Présentée au Festival d’automne, à Paris, en 2019, l’œuvre de Lena Herzog fait parler ceux qui se taisent, et se penche sur l’érosion de notre diversité linguistique, dont les subtilités disparaissent peu à peu au profit des langues dominantes.
Chaque semaine, une langue disparaît de la surface du monde. Alors que les spécialistes recensent actuellement 7 000 dialectes perdus, ils estiment que la moitié des langues jadis parlées auront disparues d’ici la fin du siècle. Un constat alarmant qui nourrit la réflexion de l’artiste russo-américaine Lena Herzog. Pas étonnant donc que le Festival d’Automne ait choisi de mettre cette œuvre en avant en 2019, année désignée par l’ONU et l’Unesco pour être « l’Année internationale des langues autochtones ».
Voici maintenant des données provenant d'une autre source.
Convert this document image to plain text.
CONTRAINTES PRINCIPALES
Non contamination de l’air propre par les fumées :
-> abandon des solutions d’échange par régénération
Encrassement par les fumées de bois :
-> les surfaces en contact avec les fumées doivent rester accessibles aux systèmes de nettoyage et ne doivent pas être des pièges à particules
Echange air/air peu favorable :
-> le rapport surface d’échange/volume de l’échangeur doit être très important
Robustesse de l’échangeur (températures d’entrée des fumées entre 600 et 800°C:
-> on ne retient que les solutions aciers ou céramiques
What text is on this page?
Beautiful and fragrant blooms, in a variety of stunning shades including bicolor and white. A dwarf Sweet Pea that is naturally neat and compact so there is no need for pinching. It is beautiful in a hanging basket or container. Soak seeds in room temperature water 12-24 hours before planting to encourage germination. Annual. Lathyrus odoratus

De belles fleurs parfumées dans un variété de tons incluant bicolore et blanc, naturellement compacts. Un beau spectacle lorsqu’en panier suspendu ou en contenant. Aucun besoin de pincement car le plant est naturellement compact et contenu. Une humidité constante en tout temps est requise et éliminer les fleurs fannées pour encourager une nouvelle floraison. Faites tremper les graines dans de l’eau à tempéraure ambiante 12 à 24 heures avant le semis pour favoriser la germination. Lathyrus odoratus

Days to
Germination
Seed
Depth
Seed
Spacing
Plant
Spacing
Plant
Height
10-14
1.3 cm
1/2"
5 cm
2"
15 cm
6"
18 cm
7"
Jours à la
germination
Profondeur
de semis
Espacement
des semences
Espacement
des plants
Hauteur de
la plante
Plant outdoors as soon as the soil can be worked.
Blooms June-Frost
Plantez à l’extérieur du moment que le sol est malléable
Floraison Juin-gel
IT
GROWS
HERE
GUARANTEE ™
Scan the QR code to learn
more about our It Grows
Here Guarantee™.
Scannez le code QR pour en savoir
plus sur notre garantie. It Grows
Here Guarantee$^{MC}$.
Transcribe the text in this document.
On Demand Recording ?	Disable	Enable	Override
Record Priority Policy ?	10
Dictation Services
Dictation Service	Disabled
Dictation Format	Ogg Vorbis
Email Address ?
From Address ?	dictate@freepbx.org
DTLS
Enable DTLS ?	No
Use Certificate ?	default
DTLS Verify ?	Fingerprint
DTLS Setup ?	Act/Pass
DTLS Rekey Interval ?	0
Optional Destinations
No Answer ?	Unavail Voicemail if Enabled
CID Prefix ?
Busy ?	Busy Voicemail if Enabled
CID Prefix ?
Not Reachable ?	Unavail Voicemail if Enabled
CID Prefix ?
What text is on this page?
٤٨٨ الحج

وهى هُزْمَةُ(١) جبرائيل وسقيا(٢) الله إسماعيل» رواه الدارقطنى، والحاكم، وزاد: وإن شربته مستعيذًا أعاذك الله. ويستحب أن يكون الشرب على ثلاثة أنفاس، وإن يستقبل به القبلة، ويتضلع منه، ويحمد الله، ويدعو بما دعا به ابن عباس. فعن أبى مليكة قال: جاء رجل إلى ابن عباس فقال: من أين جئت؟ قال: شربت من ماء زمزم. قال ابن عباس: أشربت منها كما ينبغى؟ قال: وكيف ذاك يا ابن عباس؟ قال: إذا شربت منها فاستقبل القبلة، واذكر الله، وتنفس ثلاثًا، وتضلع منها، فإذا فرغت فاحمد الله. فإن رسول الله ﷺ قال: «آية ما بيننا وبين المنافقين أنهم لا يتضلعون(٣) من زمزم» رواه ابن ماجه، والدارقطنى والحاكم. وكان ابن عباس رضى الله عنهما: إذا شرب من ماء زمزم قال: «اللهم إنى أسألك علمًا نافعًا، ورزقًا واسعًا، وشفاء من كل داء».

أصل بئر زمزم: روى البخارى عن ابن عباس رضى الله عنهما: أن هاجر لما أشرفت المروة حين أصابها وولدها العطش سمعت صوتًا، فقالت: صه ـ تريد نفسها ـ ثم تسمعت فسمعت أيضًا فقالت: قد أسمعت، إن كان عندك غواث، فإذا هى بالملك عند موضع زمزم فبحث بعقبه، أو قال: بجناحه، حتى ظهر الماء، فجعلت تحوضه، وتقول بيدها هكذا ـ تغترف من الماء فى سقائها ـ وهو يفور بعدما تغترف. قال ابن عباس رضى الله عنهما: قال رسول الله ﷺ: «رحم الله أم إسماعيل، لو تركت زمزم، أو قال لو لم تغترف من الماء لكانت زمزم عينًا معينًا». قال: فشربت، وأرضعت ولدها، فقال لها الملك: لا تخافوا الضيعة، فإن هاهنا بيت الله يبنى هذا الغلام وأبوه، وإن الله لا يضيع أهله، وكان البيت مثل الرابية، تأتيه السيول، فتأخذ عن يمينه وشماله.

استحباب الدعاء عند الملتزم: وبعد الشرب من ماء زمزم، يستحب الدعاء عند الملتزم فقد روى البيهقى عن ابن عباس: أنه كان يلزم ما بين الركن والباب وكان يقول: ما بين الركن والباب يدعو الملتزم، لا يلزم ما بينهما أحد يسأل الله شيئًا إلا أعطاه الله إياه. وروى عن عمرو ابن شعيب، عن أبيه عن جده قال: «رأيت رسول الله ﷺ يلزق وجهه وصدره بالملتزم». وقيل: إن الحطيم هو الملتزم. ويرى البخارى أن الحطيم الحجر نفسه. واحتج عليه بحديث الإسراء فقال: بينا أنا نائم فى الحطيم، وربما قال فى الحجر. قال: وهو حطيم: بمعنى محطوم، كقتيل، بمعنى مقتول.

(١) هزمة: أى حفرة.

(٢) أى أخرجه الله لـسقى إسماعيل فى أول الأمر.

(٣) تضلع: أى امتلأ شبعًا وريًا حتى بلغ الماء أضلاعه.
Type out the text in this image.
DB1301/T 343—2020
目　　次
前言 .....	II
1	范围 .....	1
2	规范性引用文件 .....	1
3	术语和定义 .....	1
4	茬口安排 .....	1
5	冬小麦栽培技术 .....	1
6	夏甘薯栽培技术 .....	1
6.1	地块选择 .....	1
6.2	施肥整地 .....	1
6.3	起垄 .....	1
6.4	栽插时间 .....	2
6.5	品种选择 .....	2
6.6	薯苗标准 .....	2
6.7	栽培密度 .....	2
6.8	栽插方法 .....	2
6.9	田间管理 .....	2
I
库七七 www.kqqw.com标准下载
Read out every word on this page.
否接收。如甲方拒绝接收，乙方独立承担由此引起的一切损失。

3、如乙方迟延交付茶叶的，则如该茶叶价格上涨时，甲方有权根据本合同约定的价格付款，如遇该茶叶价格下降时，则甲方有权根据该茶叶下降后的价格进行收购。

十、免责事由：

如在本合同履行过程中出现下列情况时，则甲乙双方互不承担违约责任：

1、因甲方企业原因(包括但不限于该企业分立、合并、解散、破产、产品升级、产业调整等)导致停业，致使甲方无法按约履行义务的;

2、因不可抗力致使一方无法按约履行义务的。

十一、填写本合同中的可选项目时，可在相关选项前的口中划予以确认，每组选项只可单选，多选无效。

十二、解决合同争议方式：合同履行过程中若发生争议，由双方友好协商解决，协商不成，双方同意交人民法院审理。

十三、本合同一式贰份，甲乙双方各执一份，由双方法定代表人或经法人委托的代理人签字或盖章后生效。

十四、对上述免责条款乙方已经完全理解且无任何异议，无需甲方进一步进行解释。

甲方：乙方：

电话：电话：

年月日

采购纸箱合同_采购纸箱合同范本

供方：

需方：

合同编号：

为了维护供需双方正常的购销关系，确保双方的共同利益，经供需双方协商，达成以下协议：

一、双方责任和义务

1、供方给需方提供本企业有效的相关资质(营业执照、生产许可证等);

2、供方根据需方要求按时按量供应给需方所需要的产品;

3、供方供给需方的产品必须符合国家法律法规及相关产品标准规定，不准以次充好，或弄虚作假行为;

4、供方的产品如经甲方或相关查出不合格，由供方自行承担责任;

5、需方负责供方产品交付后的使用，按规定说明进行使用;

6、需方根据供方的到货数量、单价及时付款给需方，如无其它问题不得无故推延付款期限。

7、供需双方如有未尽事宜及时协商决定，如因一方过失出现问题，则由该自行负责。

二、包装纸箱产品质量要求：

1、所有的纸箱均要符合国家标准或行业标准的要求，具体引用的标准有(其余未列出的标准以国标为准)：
Car là où certains entendent un patois, d’autres voient la construction d’une identité, un ancrage culturel et anticipent, avec sa possible disparition, l’extinction d’une partie d’eux-mêmes.
La mélodie des mots
Last Whispers, ce sont les derniers murmures de ces langues vouées à tomber dans l’oubli. Du wanano des peuples indigènes du Brésil et de la Colombie à l’ayoreo des dernières tribus réfugiées dans les forêts du Paraguay, en passant par le bathari d’Oman et le tosu, langue tibéto-birmane du Sichuan, Lena Herzog propose un « oratorio immersif » composé d’enregistrements vocaux historiques de langues éteintes ou en voie d’extinction, ainsi que d’ondes gravitationnelles provoquées par des supernovae rendues audibles.
Sous la houlette de l’artiste, ces mots, récoltés grâce à un travail d’archives mené au sein du programme consacré aux langues menacées de l’École pour les études orientales et africaines (Université de Londres), deviennent musique, et se transforment en une fabuleuse séquence acoustique qui vient rythmer un film d’archives scientifiques en noir et blanc.
Depuis 2019, le dispositif sonore et visuel imaginé par Lena Herzog a fait l’objet de plusieurs adaptations et existe aujourd’hui sous différents formats : projection audio et vidéo entièrement immersive, sphère, dôme, ainsi qu’une installation AV et une expérience de réalité virtuelle (VR). C’est là ce qu’il y a de plus beau avec Last Whispers, cette capacité à rappeler que les œuvres n’ont pas à être figées dans une époque, une forme, qu’elles peuvent constamment se réinventer afin de continuer à illustrer ce qui anime indéniablement chaque artiste : raconter, documenter, montrer.